3. Introduire l'autoformation

De nouvelles offres à distance voient le jour dans les organismes de formation. Ainsi, CSP propose 41 classes virtuelles: "Mettre en place les bonnes pratiques du télétravail", "Manager à distance", "Communiquer avec efficacité et bienveillance", "Mieux adapter sa communication", "Animer une réunion d'équipe efficace et conviviale à distance", notamment. "Ces classes s'adressent à des centres de toute taille, nous les proposons en inter comme en intra-entreprise, précise Joëlle Dervillé. Nous proposons au client un entretien individuel en amont pour adapter chaque formation à ses besoins. Les classes virtuelles durent deux heures, nous nous positionnons sur l'outil du client (Skype, Zoom, Microsoft Teams...). Ensuite, nous accompagnons chaque personne avec un coaching individuel de 30 à 45 minutes." En complément, les outils d'autoformation permettent de ne pas opposer une formation qui proviendrait de la direction à des contenus disponibles sur le Web. Il est ainsi possible de se focaliser sur des mots-clés, pousser des podcasts, articles, vidéos autour de plusieurs thématiques afin de diminuer le grain pédagogique. Les temps de formation deviennent plus courts, sont interrompus par des temps de production pour mettre en pratique ce que l'on a entendu. Il convient de travailler sur l'assemblage des modules. L'organisme Learning Tribes a spécialement développé un parcours de formation dédié au télétravail, baptisé Edflex et intégré dans la plateforme de curation Triboo. "Le média prioritaire est le mobile, nous le préconisons, indique Valéry Nguyen. Nous nous intéressons à l'incrustation de la formation en situation de travail. En télétravail, entre deux appels, un collaborateur peut visualiser une fiche mémo sur l'empathie, sur la gestion des objections, sur une offre particulière. Le fait d'avoir plusieurs écrans favorise la montée en compétences." Learning Tribes travaille sur le concept de "no platform": il s'agit de pousser le contenu pédagogique sur l'application de messagerie favorite du collaborateur. L'an dernier, l'organisme a déployé des formations sur WeChat auprès de 7000 hôtesses de L'Oréal (chiffre atteint fin 2019, l'opération se poursuit). En situation de travail, les apprenants, pendant leur pause, leurs transports, consultaient Instagram, sur lesquels étaient poussés des micro-contenus.
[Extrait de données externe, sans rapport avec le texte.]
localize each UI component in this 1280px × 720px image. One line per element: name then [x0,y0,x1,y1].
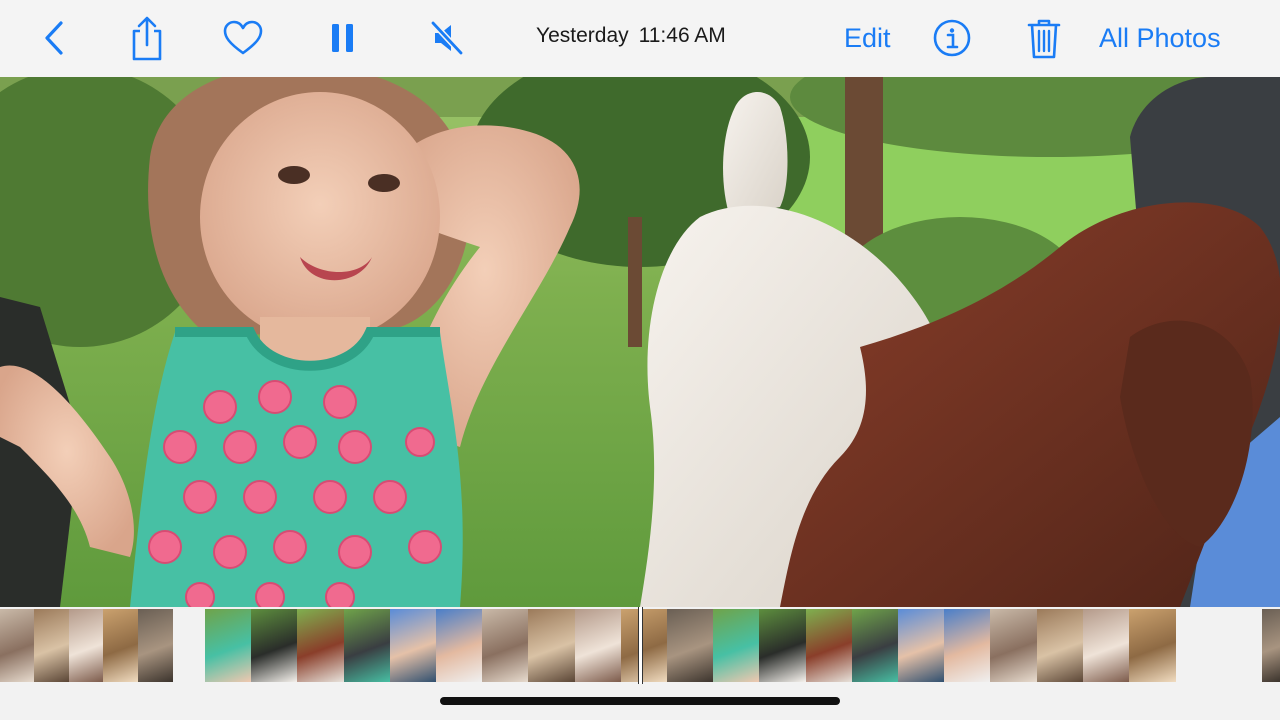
filmstrip-thumbnail[interactable] [574,609,622,682]
filmstrip-thumbnail[interactable] [389,609,437,682]
filmstrip-thumbnail[interactable] [759,609,807,682]
delete-button[interactable] [1026,12,1062,64]
filmstrip-thumbnail[interactable] [898,609,945,682]
filmstrip-thumbnail[interactable] [528,609,576,682]
filmstrip-thumbnail[interactable] [0,609,35,682]
filmstrip-thumbnail[interactable] [482,609,530,682]
edit-button[interactable]: Edit [844,12,891,64]
back-chevron-icon [45,21,63,55]
info-icon [933,19,971,57]
filmstrip-thumbnail[interactable] [297,609,345,682]
filmstrip-thumbnail[interactable] [713,609,761,682]
filmstrip-thumbnail[interactable] [944,609,992,682]
filmstrip-thumbnail[interactable] [851,609,899,682]
filmstrip-thumbnail[interactable] [1036,609,1084,682]
pause-icon [332,24,353,52]
filmstrip-thumbnail[interactable] [805,609,853,682]
heart-icon [223,20,263,55]
filmstrip-thumbnail[interactable] [1262,609,1280,682]
share-icon [132,16,162,61]
pause-button[interactable] [328,12,358,64]
share-button[interactable] [128,12,166,64]
date-time-label: Yesterday 11:46 AM [536,24,726,48]
info-button[interactable] [932,12,972,64]
filmstrip-thumbnail[interactable] [1082,609,1130,682]
mute-icon [430,20,464,56]
filmstrip-thumbnail[interactable] [620,609,668,682]
filmstrip-thumbnail[interactable] [205,609,252,682]
filmstrip-scrubber[interactable] [0,607,1280,684]
trash-icon [1027,19,1061,59]
filmstrip-thumbnail[interactable] [68,609,104,682]
filmstrip-thumbnail[interactable] [34,609,70,682]
filmstrip-thumbnail[interactable] [103,609,139,682]
filmstrip-thumbnail[interactable] [436,609,483,682]
home-indicator[interactable] [440,697,840,705]
mute-button[interactable] [428,12,466,64]
filmstrip-thumbnail[interactable] [137,609,173,682]
date-label: Yesterday [536,24,629,47]
playhead-indicator[interactable] [638,607,643,684]
favorite-button[interactable] [222,12,264,64]
photo-illustration [0,77,1280,607]
filmstrip-thumbnail[interactable] [251,609,299,682]
top-toolbar: Yesterday 11:46 AM Edit All Photos [0,0,1280,78]
filmstrip-thumbnail[interactable] [667,609,714,682]
back-button[interactable] [38,12,70,64]
time-label: 11:46 AM [638,24,726,47]
all-photos-button[interactable]: All Photos [1099,12,1221,64]
more-button[interactable] [1270,12,1280,64]
filmstrip-thumbnail[interactable] [343,609,391,682]
filmstrip-thumbnail[interactable] [1129,609,1176,682]
photo-viewer[interactable] [0,77,1280,607]
filmstrip-thumbnail[interactable] [990,609,1038,682]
4. Polyvalence et mesure du ROI

Quelques restrictions toutefois: tout d'abord, les formations dédiées à favoriser la polyvalence des salariés en cas de crise doivent être utilisées avec parcimonie. En effet, "en règle générale, les superviseurs sont déjà en capacité de prendre le relais sur des communications difficiles, explique Emmanuel Richard (Extens Consulting). Les mouvements de solidarité ne peuvent être que temporaires. L'entreprise doit prendre en main les arbitrages pour que les personnes retrouvent une activité normale, pour éviter l'épuisement." Les acteurs n'ont pas résolu la question de la mesure de l'efficacité digitale mais ont constaté une diminution de la formation initiale. "Je pense qu'il faut mesurer le succès non sur des critères RH mais sur des dimensions plus opérationnelles, conclut Valéry Nguyen (Learning Tribes). Il est temps de travailler de manière plus proche des métiers et d'injecter dans l'ingénierie des critères métiers (critères productivistes)."